Más vale los lunes al sol que trescientos sesenta y cinco días a la sombra, eso fue lo que debió pensar Andrea cuando su jefe le espetó que tendría que quedarse tres horas más al finalizar su jornada laboral para cuadrar unas cuentas.
Llevaba meses sin poder ir a casa a almorzar. Diego, su marido, le reprochaba que ya ni la veía, que sólo se veían por las noches para cenar una ensalada mientras se contaban lo estresado y ajetreado que había sido su día. Hacía meses que no iba de compras con su amiga Laura, que no entraba a una tienda y se probaba un vestido, que no se compraba un maquillaje, que no se sentaba en una terraza a tomar un Martini y disfrutar del paisaje, meses que no llevaba a su sobrina a ver la última película de dibujos que hubiera salido mientras comparten un bote de palomitas lleno a rebozar… Y todo porque se pasaba doce horas diarias en su trabajo, un trabajo como contable en una empresa de importación de café, con un contrato de ocho horas, cobrando como si trabajara sólo cuatro y trabajando, en realidad, doce.

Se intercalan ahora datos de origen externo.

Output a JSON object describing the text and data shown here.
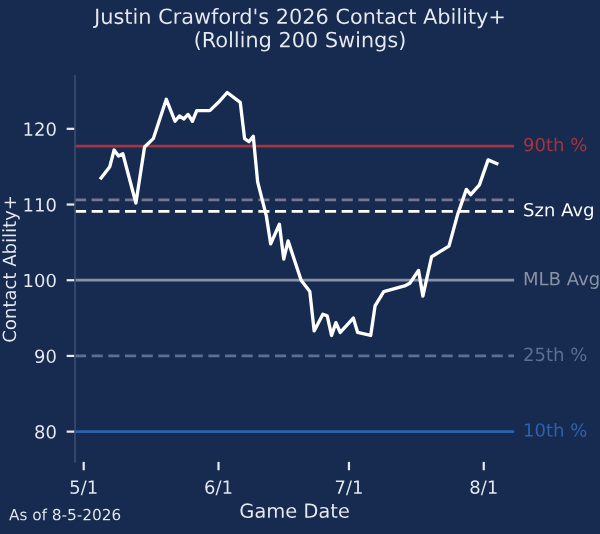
{
  "chart_data": {
    "type": "line",
    "title": "Justin Crawford's 2026 Contact Ability+\n(Rolling 200 Swings)",
    "xlabel": "Game Date",
    "ylabel": "Contact Ability+",
    "x": [
      "2026-05-05",
      "2026-05-07",
      "2026-05-08",
      "2026-05-09",
      "2026-05-10",
      "2026-05-13",
      "2026-05-15",
      "2026-05-17",
      "2026-05-20",
      "2026-05-22",
      "2026-05-23",
      "2026-05-24",
      "2026-05-25",
      "2026-05-26",
      "2026-05-27",
      "2026-05-30",
      "2026-06-01",
      "2026-06-03",
      "2026-06-06",
      "2026-06-07",
      "2026-06-08",
      "2026-06-09",
      "2026-06-10",
      "2026-06-12",
      "2026-06-13",
      "2026-06-15",
      "2026-06-16",
      "2026-06-17",
      "2026-06-20",
      "2026-06-22",
      "2026-06-23",
      "2026-06-25",
      "2026-06-26",
      "2026-06-27",
      "2026-06-28",
      "2026-06-29",
      "2026-07-02",
      "2026-07-03",
      "2026-07-06",
      "2026-07-07",
      "2026-07-09",
      "2026-07-14",
      "2026-07-15",
      "2026-07-17",
      "2026-07-18",
      "2026-07-20",
      "2026-07-24",
      "2026-07-26",
      "2026-07-28",
      "2026-07-29",
      "2026-07-31",
      "2026-08-02",
      "2026-08-04"
    ],
    "series": [
      {
        "color": "#ffffff",
        "values": [
          113.5,
          115,
          117.2,
          116.4,
          116.7,
          110.2,
          117.6,
          118.7,
          123.9,
          121,
          121.7,
          121.3,
          121.9,
          121,
          122.4,
          122.4,
          123.5,
          124.8,
          123.5,
          118.7,
          118.3,
          119,
          113,
          108.5,
          104.8,
          107.4,
          102.8,
          105.2,
          100,
          98.5,
          93.3,
          95.5,
          95.3,
          92.7,
          94.4,
          93.1,
          95,
          93.1,
          92.7,
          96.6,
          98.5,
          99.3,
          99.6,
          101.3,
          97.9,
          103.1,
          104.5,
          108.7,
          112,
          111.3,
          112.6,
          115.9,
          115.4
        ]
      }
    ],
    "xlim": [
      "2026-04-29",
      "2026-08-08"
    ],
    "xticks": [
      {
        "value": "2026-05-01",
        "label": "5/1"
      },
      {
        "value": "2026-06-01",
        "label": "6/1"
      },
      {
        "value": "2026-07-01",
        "label": "7/1"
      },
      {
        "value": "2026-08-01",
        "label": "8/1"
      }
    ],
    "ylim": [
      76,
      127
    ],
    "yticks": [
      80,
      90,
      100,
      110,
      120
    ],
    "ref_lines": [
      {
        "axis": "y",
        "value": 117.7,
        "label": "90th %",
        "color": "#a8333f",
        "line_style": "solid"
      },
      {
        "axis": "y",
        "value": 110.6,
        "label": null,
        "color": "#7a7592",
        "line_style": "dashed"
      },
      {
        "axis": "y",
        "value": 109.1,
        "label": "Szn Avg",
        "color": "#ffffff",
        "line_style": "dashed"
      },
      {
        "axis": "y",
        "value": 100,
        "label": "MLB Avg",
        "color": "#8a93a5",
        "line_style": "solid"
      },
      {
        "axis": "y",
        "value": 90,
        "label": "25th %",
        "color": "#5d6f92",
        "line_style": "dashed"
      },
      {
        "axis": "y",
        "value": 80,
        "label": "10th %",
        "color": "#2d62ad",
        "line_style": "solid"
      }
    ],
    "annotations": [
      "As of 8-5-2026"
    ],
    "grid": false,
    "legend": false,
    "marker": "none",
    "line_style": "solid"
  }
}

Por eso cuando oyó “Andrea, tiene usted que quedarse hoy hasta las nueve para cuadrar unas facturas de una gran importación de café que hemos traído desde Nueva Zelanda”, sintió un deseo irrefrenable de estrechar sus manos contra el cuello de su jefe y asfixiarlo, “¿Por qué nunca piensa en los demás, por qué no se pone en el lugar de los demás y piensa que éstos también tienen vida y familia?”. Llevaba años matándose por la empresa, haciendo más horas que nadie para encima no ver un céntimo de más en su nómina ni una palmadita en la espalda. Y hoy, precisamente, era el cumpleaños de Diego, que le había rogado que no faltara, que esta vez no le fallara.
Tomó el último sorbo de té que le quedaba en su taza, puso las llaves de la oficina encima de la mesa, se levantó con decisión y cerró la puerta tras de sí.